AFAIK the ubiquitous Sky dishes that have been fitted since the launch of its digital service was designed mainly for aesthetics, the wider than tall design (along with perforations) being seen as less of an eyesore than the traditional offset dishes that are slightly taller than wide - also rumoured that a certain R. Murdoch wanted to reduce the size of dish required to receive the digital service compared to that for the analogue service**.
A side effect with this style of dish is that it has a narrower beamwidth to help reduce interference from nearby satellites - but it also means that a special Ku Band LNB is ideally needed with an oval feedhorn to match the dish face (as opposed to a circular feedhorn for general offset dishes). The design was intended to optimise the dishes for reception in the UK & Ireland with the restricted skew options built in to the LNB (required because of the oval feedhorn) as well as a smaller horizon angle offset than most general Ku Band offset dishes (20 degrees compared to usually between 24 to 26 degrees) - probably to compensate for the low-ish elevation angle in northern & western locations looking at 28.2 East.

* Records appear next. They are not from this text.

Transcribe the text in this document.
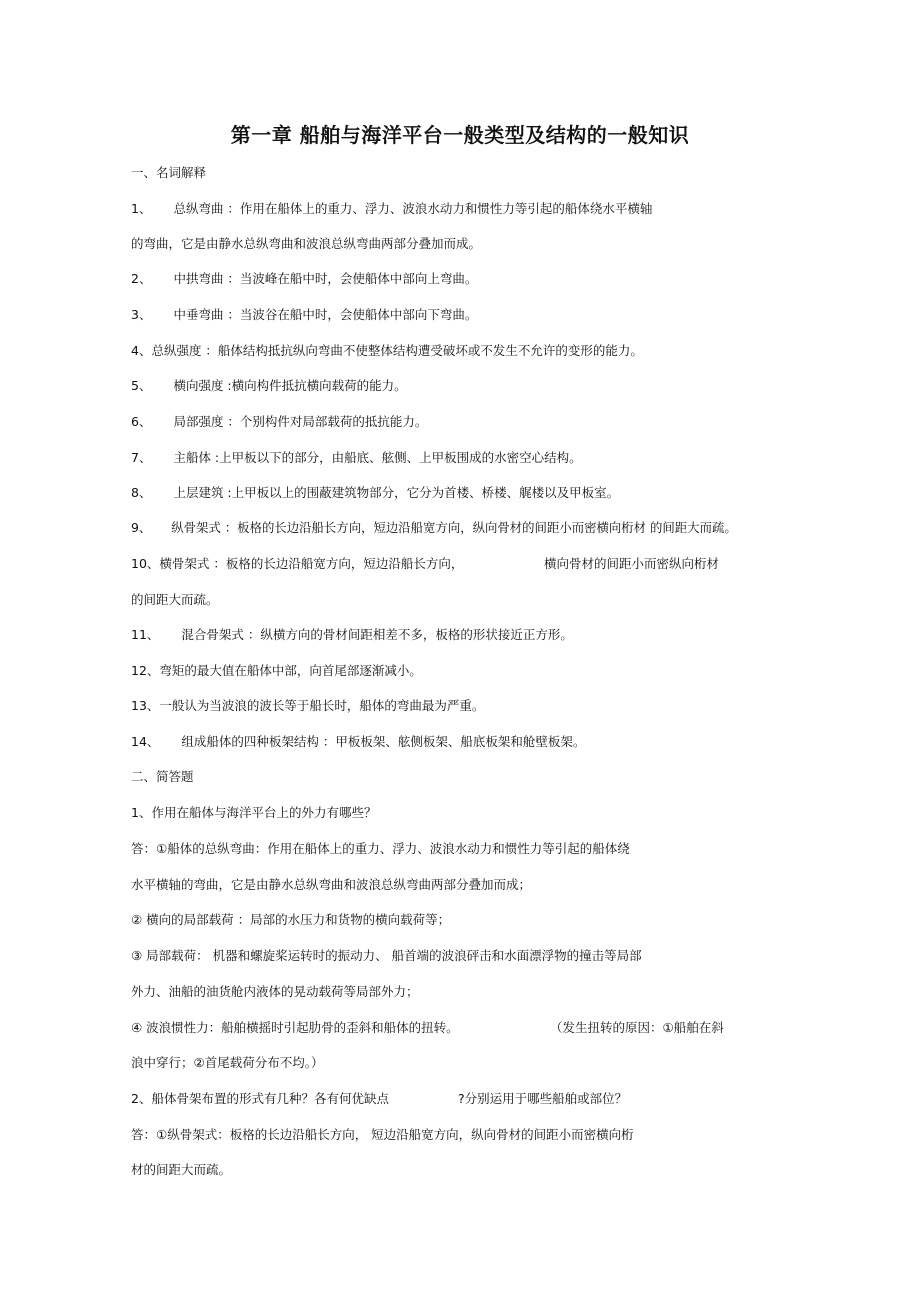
第一章 船舶与海洋平台一般类型及结构的一般知识
一、名词解释
1、 总纵弯曲 ：作用在船体上的重力、浮力、波浪水动力和惯性力等引起的船体绕水平横轴
的弯曲，它是由静水总纵弯曲和波浪总纵弯曲两部分叠加而成。
2、 中拱弯曲 ：当波峰在船中时，会使船体中部向上弯曲。
3、 中垂弯曲 ：当波谷在船中时，会使船体中部向下弯曲。
4、总纵强度 ：船体结构抵抗纵向弯曲不使整体结构遭受破坏或不发生不允许的变形的能力。
5、 横向强度 :横向构件抵抗横向载荷的能力。
6、 局部强度 ：个别构件对局部载荷的抵抗能力。
7、 主船体 :上甲板以下的部分，由船底、舷侧、上甲板围成的水密空心结构。
8、 上层建筑 :上甲板以上的围蔽建筑物部分，它分为首楼、桥楼、艉楼以及甲板室。
9、 纵骨架式 ：板格的长边沿船长方向，短边沿船宽方向，纵向骨材的间距小而密横向桁材 的间距大而疏。
10、横骨架式 ：板格的长边沿船宽方向，短边沿船长方向，	横向骨材的间距小而密纵向桁材
的间距大而疏。
11、 混合骨架式 ：纵横方向的骨材间距相差不多，板格的形状接近正方形。
12、弯矩的最大值在船体中部，向首尾部逐渐减小。
13、一般认为当波浪的波长等于船长时，船体的弯曲最为严重。
14、 组成船体的四种板架结构 ：甲板板架、舷侧板架、船底板架和舱壁板架。
二、简答题
1、作用在船体与海洋平台上的外力有哪些？
答：①船体的总纵弯曲：作用在船体上的重力、浮力、波浪水动力和惯性力等引起的船体绕
水平横轴的弯曲，它是由静水总纵弯曲和波浪总纵弯曲两部分叠加而成；
② 横向的局部载荷 ：局部的水压力和货物的横向载荷等；
③ 局部载荷： 机器和螺旋桨运转时的振动力、 船首端的波浪砰击和水面漂浮物的撞击等局部
外力、油船的油货舱内液体的晃动载荷等局部外力；
④ 波浪惯性力：船舶横摇时引起肋骨的歪斜和船体的扭转。	（发生扭转的原因：①船舶在斜
浪中穿行；②首尾载荷分布不均。）
2、船体骨架布置的形式有几种？各有何优缺点	?分别运用于哪些船舶或部位？
答：①纵骨架式：板格的长边沿船长方向， 短边沿船宽方向，纵向骨材的间距小而密横向桁
材的间距大而疏。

Finally, by bundling their own unique style of dish for installation (along with specific approved receivers, a much more "proprietary" change compared to the analogue service), it pretty much advertised the service since anyone seeing such a dish erected on a property in public view made people assume that they had Sky Digital - not quite as big of an assumption these days given how long the service has now been running, and how quite a few households now use such dishes for Freesat or FTA reception from 28.2 East (or in a few cases, aimed at other satellite positions), but it was quite an effective tactic of essentially using their customers as a promotion tactic without spoiling the face of the dishes with company logos (which some Pay-TV providers in Continental Europe do) that would at some point go out of date.
Other oval shaped dishes similar to the Sky Digital design are often seen for satellite internet installations, or for offset Ku/Ka band dishes that are intended for multi-LNB reception over several close satellite positions - some examples include toroidal dishes like the Wavefinders, the Visiosat/Cahors Bisat dishes, and in North America the likes of the DirecTV KaKu dishes that are designed for reception across several satellite positions using a proprietary set of LNBs.
** Considering that the Sky Digital service launched using an FEC of 2/3 on DVB-S compared to most other European providers at the time that were 3/4 or higher, there's probably some truth to it - when Astra 2D went into service, the transponders used an FEC of 5/6, but the higher powered spot-beam helped to compensate for the higher SNR required. Coincidently, a Symbol Rate of 27500 and FEC 2/3 has the same net bitrate capacity as an SR of 22500 with FEC 5/6, as used for the Astra 2D (10.7 - 10.95 GHz) frequencies.